There are preventive steps that must be taken to prevent the spread of the infection. Now human beings are, by definition, social creatures despite all these prevention steps, subconsciously they appear to welcome people around them, during this interaction; there is a risk of spreading the virus.
If someone’s hand is contaminated with infection because they had coughed in it right before they shook your head, it’s no different than touching their dirty tissue. Your hand is now polluted, so if you are absent-mindedly rubbing your eye or covering your mouth, you might have just been infected. You cannot solely rely on other people to wash their hands to protect you, but we know, even after using the toilet, that people are bad at hand-washing.

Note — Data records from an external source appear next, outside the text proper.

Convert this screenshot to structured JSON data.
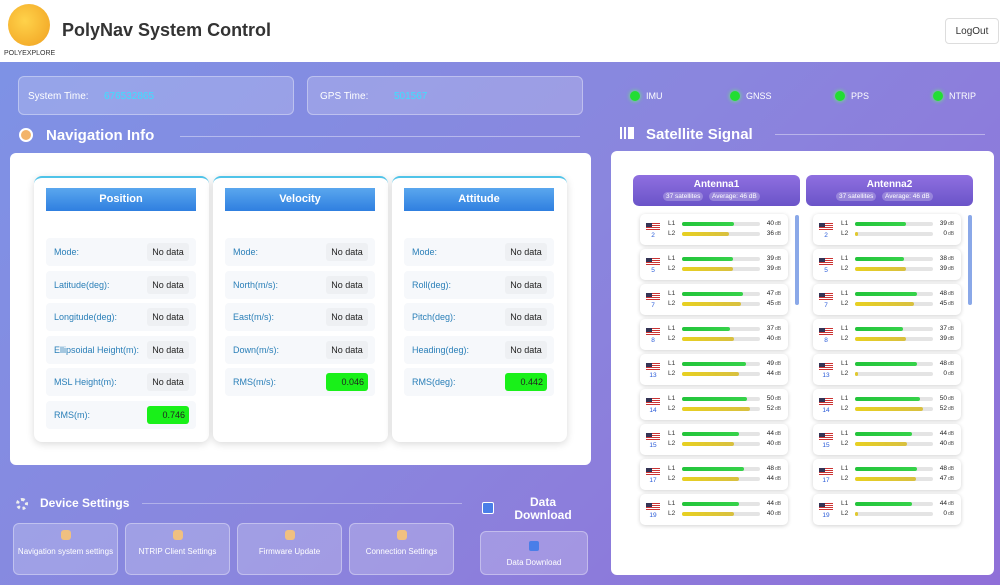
{
  "header": {
    "logo": "POLYEXPLORE",
    "title": "PolyNav System Control",
    "logout": "LogOut"
  },
  "status": {
    "system_time_label": "System Time:",
    "system_time": "676532865",
    "gps_time_label": "GPS Time:",
    "gps_time": "501567",
    "indicators": [
      "IMU",
      "GNSS",
      "PPS",
      "NTRIP"
    ]
  },
  "navigation": {
    "title": "Navigation Info",
    "panels": [
      {
        "title": "Position",
        "rows": [
          {
            "label": "Mode:",
            "value": "No data"
          },
          {
            "label": "Latitude(deg):",
            "value": "No data"
          },
          {
            "label": "Longitude(deg):",
            "value": "No data"
          },
          {
            "label": "Ellipsoidal Height(m):",
            "value": "No data"
          },
          {
            "label": "MSL Height(m):",
            "value": "No data"
          },
          {
            "label": "RMS(m):",
            "value": "0.746"
          }
        ]
      },
      {
        "title": "Velocity",
        "rows": [
          {
            "label": "Mode:",
            "value": "No data"
          },
          {
            "label": "North(m/s):",
            "value": "No data"
          },
          {
            "label": "East(m/s):",
            "value": "No data"
          },
          {
            "label": "Down(m/s):",
            "value": "No data"
          },
          {
            "label": "RMS(m/s):",
            "value": "0.046"
          }
        ]
      },
      {
        "title": "Attitude",
        "rows": [
          {
            "label": "Mode:",
            "value": "No data"
          },
          {
            "label": "Roll(deg):",
            "value": "No data"
          },
          {
            "label": "Pitch(deg):",
            "value": "No data"
          },
          {
            "label": "Heading(deg):",
            "value": "No data"
          },
          {
            "label": "RMS(deg):",
            "value": "0.442"
          }
        ]
      }
    ]
  },
  "satellite": {
    "title": "Satellite Signal",
    "unit": "dB",
    "signals": [
      "L1",
      "L2"
    ],
    "antennas": [
      {
        "name": "Antenna1",
        "count": "37 satellites",
        "average": "Average: 46 dB",
        "sats": [
          {
            "prn": "2",
            "l1": 40,
            "l2": 36
          },
          {
            "prn": "5",
            "l1": 39,
            "l2": 39
          },
          {
            "prn": "7",
            "l1": 47,
            "l2": 45
          },
          {
            "prn": "8",
            "l1": 37,
            "l2": 40
          },
          {
            "prn": "13",
            "l1": 49,
            "l2": 44
          },
          {
            "prn": "14",
            "l1": 50,
            "l2": 52
          },
          {
            "prn": "15",
            "l1": 44,
            "l2": 40
          },
          {
            "prn": "17",
            "l1": 48,
            "l2": 44
          },
          {
            "prn": "19",
            "l1": 44,
            "l2": 40
          }
        ]
      },
      {
        "name": "Antenna2",
        "count": "37 satellites",
        "average": "Average: 46 dB",
        "sats": [
          {
            "prn": "2",
            "l1": 39,
            "l2": 0
          },
          {
            "prn": "5",
            "l1": 38,
            "l2": 39
          },
          {
            "prn": "7",
            "l1": 48,
            "l2": 45
          },
          {
            "prn": "8",
            "l1": 37,
            "l2": 39
          },
          {
            "prn": "13",
            "l1": 48,
            "l2": 0
          },
          {
            "prn": "14",
            "l1": 50,
            "l2": 52
          },
          {
            "prn": "15",
            "l1": 44,
            "l2": 40
          },
          {
            "prn": "17",
            "l1": 48,
            "l2": 47
          },
          {
            "prn": "19",
            "l1": 44,
            "l2": 0
          }
        ]
      }
    ]
  },
  "device_settings": {
    "title": "Device Settings",
    "buttons": [
      "Navigation system settings",
      "NTRIP Client Settings",
      "Firmware Update",
      "Connection Settings"
    ]
  },
  "data_download": {
    "title": "Data Download",
    "button": "Data Download"
  }
}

The simple truth is that we put ourselves at risk of infection every time we interact with other humans. And hence we’ve come up with ways to welcome anyone without having to shake their hand or get in touch with someone.
Don’t exchange drinks or cheers with others in bars because this is a sure-fire way to contract the virus.
When you meet a colleague or friend do not:
● Shake hands
● Kiss on the cheek
● Hug the other person
● Fist bumps
Instead, practice these:
● Showing the peace sign
● Simply nodding your head in acknowledgment
● Wave your hand
Meetings shall be conducted through video conferences, as far as possible. Minimize or reschedule meetings that include a large number of people, unless necessary. This will eliminate the need to greet a large number of people in a single sitting. When entering the home, note always to clean your mouth, wash your face, and then welcome family members.
Once these behaviors become an instinct to one another, we could indeed help prevent the virus from spreading and stop this global pandemic. As people, we have to take care of each other and their well-being and bear in mind to take care of ourselves. This is not about making dramatic changes to our social interactions; it’s about taking small measures to help lower the risk of illness. When this epidemic continues, gradually we can perhaps see the unwillingness to shake hands and not partaking in any other form of greeting that involves human touch as an act of sincere concern for each other’s health, and not as a snub.
We have faced more significant pandemic causing illnesses and have come out stronger at the end of it, so let’s fight this epidemic together and put an end to it and stay healthy and take care of yourself as always.